Saby Mitra: Building on the ideas from Namita and Mary Ann, I think one of the top strategies for modern customer engagement is a portfolio-based approach with individualized targeting, especially when there’s significant customer overlap across brands or product indications.

 

Imagine a community oncologist who treats patients with 10-12 different types of tumors each quarter, with a constantly changing patient mix. We need to use the right channel, content and timing for each customer. But from a customer-centric perspective, a multi-indication product that addresses different tumor types also needs to engage across the portfolio.
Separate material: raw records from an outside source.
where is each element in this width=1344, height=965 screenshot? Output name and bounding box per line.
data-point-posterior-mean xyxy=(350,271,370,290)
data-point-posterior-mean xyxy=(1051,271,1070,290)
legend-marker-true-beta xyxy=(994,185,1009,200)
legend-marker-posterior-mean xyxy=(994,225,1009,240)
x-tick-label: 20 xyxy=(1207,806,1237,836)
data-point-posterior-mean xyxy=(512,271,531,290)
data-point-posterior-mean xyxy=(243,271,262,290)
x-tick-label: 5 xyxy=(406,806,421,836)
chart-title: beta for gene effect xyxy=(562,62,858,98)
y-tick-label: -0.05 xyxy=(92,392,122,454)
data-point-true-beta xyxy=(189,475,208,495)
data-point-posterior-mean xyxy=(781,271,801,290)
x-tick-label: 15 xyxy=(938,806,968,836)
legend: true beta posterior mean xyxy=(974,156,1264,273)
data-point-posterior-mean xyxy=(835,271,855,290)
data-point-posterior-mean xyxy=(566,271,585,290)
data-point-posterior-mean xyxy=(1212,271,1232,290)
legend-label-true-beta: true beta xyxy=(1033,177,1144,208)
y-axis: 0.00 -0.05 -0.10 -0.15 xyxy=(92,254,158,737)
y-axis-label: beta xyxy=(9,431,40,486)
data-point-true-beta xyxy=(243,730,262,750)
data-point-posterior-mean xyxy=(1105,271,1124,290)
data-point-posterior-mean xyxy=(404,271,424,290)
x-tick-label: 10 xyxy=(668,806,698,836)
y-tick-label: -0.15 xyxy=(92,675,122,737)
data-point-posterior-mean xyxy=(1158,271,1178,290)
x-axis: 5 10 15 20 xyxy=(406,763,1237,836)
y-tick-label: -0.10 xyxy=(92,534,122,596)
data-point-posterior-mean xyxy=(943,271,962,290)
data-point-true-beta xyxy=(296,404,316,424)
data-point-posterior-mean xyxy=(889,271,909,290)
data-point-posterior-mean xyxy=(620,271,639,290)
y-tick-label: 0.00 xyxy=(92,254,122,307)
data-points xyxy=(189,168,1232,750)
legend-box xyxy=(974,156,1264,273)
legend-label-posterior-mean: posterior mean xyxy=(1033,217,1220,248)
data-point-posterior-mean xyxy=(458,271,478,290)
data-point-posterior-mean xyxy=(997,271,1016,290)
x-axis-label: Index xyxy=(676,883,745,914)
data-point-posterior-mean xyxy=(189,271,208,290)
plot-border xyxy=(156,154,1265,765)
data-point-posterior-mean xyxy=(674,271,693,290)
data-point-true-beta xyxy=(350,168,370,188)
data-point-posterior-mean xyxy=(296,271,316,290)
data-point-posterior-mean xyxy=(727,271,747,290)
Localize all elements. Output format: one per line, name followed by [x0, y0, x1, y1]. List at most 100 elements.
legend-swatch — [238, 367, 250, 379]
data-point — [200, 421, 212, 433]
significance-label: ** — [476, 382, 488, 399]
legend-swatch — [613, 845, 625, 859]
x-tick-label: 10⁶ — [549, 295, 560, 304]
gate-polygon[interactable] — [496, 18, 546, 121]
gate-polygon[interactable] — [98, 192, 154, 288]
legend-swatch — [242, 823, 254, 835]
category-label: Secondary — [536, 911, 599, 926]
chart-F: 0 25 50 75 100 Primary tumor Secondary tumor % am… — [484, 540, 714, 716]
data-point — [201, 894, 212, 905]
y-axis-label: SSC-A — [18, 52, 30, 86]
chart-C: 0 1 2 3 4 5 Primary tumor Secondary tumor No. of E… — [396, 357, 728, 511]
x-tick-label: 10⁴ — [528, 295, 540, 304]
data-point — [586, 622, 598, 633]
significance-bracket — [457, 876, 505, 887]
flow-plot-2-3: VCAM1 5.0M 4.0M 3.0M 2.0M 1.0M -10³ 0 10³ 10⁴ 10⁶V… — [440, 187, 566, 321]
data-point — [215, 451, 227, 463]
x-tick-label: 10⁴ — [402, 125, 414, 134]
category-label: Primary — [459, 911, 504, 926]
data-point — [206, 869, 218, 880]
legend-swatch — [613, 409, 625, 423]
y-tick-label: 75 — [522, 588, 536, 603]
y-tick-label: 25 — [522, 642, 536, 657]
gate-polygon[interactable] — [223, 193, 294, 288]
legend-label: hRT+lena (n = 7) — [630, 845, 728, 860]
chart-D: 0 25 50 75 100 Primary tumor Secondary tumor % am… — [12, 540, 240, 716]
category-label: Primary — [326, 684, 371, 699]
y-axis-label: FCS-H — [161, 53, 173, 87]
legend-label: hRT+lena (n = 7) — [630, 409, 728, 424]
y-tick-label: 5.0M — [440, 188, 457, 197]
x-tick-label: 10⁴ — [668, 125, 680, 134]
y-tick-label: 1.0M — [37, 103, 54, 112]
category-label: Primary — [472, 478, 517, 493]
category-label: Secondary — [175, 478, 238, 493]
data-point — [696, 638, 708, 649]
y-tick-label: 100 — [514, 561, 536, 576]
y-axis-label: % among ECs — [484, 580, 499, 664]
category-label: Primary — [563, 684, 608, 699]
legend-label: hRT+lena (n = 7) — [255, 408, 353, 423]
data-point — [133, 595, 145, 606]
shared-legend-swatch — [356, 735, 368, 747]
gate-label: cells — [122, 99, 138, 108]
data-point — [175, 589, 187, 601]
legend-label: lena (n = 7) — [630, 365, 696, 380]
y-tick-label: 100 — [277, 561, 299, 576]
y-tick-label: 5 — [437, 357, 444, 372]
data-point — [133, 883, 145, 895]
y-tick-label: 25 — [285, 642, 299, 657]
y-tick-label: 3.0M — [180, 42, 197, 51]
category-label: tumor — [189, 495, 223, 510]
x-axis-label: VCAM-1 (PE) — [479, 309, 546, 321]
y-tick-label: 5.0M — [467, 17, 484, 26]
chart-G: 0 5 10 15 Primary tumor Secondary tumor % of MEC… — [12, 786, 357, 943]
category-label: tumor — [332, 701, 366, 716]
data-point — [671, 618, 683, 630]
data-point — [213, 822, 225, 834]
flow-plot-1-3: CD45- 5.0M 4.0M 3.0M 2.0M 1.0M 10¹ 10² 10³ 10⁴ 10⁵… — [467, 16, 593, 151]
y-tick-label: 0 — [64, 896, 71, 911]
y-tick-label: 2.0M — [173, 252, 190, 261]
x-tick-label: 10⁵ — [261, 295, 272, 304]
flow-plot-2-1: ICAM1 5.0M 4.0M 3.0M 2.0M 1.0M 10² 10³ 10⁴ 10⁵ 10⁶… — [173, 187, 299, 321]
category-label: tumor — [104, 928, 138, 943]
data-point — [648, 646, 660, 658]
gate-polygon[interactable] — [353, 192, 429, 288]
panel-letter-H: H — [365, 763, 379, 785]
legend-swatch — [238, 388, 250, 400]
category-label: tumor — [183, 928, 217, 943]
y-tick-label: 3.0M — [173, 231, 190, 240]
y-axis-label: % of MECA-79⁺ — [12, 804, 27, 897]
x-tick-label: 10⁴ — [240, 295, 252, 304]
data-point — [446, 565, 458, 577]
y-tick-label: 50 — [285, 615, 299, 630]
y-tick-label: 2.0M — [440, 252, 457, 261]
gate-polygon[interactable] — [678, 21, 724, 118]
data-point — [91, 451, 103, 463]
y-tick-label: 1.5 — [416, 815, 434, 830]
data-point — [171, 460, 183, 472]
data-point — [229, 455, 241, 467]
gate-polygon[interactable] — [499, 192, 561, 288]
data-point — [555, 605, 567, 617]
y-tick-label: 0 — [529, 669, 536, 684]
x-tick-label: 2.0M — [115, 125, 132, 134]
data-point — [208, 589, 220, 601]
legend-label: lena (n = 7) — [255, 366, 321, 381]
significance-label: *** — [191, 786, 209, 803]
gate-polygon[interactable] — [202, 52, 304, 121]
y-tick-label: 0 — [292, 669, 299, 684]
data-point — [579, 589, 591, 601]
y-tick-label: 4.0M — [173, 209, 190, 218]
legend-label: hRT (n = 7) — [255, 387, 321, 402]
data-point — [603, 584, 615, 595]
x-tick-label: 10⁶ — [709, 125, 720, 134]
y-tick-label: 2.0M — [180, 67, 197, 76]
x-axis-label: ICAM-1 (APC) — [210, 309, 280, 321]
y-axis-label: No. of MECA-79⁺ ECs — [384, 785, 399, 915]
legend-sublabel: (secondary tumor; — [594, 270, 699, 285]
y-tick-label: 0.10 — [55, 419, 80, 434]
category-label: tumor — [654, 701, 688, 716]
This means prioritizing customer indications, optimizing messages and limiting the total number of field and digital touch points per quarter for each individual customer, all at the portfolio level.

 

A unified customer engagement index would be very useful here to measure the impact across the portfolio.

 

Maria Whitman: Thinking again of the true omnichannel experience and the bold moves life sciences should be making to make it come to life, what can we learn from other industries?

 

Namita Powers: Other industries excel at this, particularly in the key account management space, where n=1 customer strategy is a requirement. You see account-based marketing, digital microsites for specific accounts, tailored solutions for the account needs, true, cross-functional collaboration and strategic planning. We hide behind the compliance constraint in pharma, but I believe there’s real application to us if we can work within our compliance context.

 

Saby Mitra: I believe some of the best digital marketing capabilities are found in industries with a strong B2C focus, like travel and hospitality, e-commerce or retail. These industries have created fascinating digital experiences and ecosystems. For example, some companies not only use web personalization to drive engagement and conversion but also put a lot of effort into governing and optimizing channels at the top and middle of the funnel, leading to a world-class experience.

 

In one of our media transformation projects for a major travel company, we identified a financial opportunity of more than $200 million annually through revenue growth and cost savings. This was achieved by increasing SEO traffic, reducing bids for paid search ads and converting paid traffic to organic traffic.

 

As healthcare embraces consumerism, life sciences will have an exciting opportunity to enhance web and commerce areas through digital marketing.

 

Maria Whitman: Keeping the need to make bold moves in mind, how can companies get started or what moves should they make next?

 

Namita Powers: I think the biggest thing is to start using your field teams on the ground and all the rich knowledge in their heads to collect field feedback on barriers that customers are facing and start to enable plays to address those barriers.

 

Mary Ann Godwin: I’d recommend moving beyond pilots and committing to a full transformation. Stop viewing personalized customer engagement as an experiment and instead see it as a way to gain a competitive advantage. Dial up the degree of customer orchestration, both in sophistication and scale.

 

Saby Mitra: Activate data-driven decision-making, like using predictive analytics and AI to guide your bold moves. Think about how you can integrate these efforts across field, digital and medical teams. Rethink your product launches and how you can embed personalization into them. And be smart about your investments, as companies continue to want to do a lot more with far less.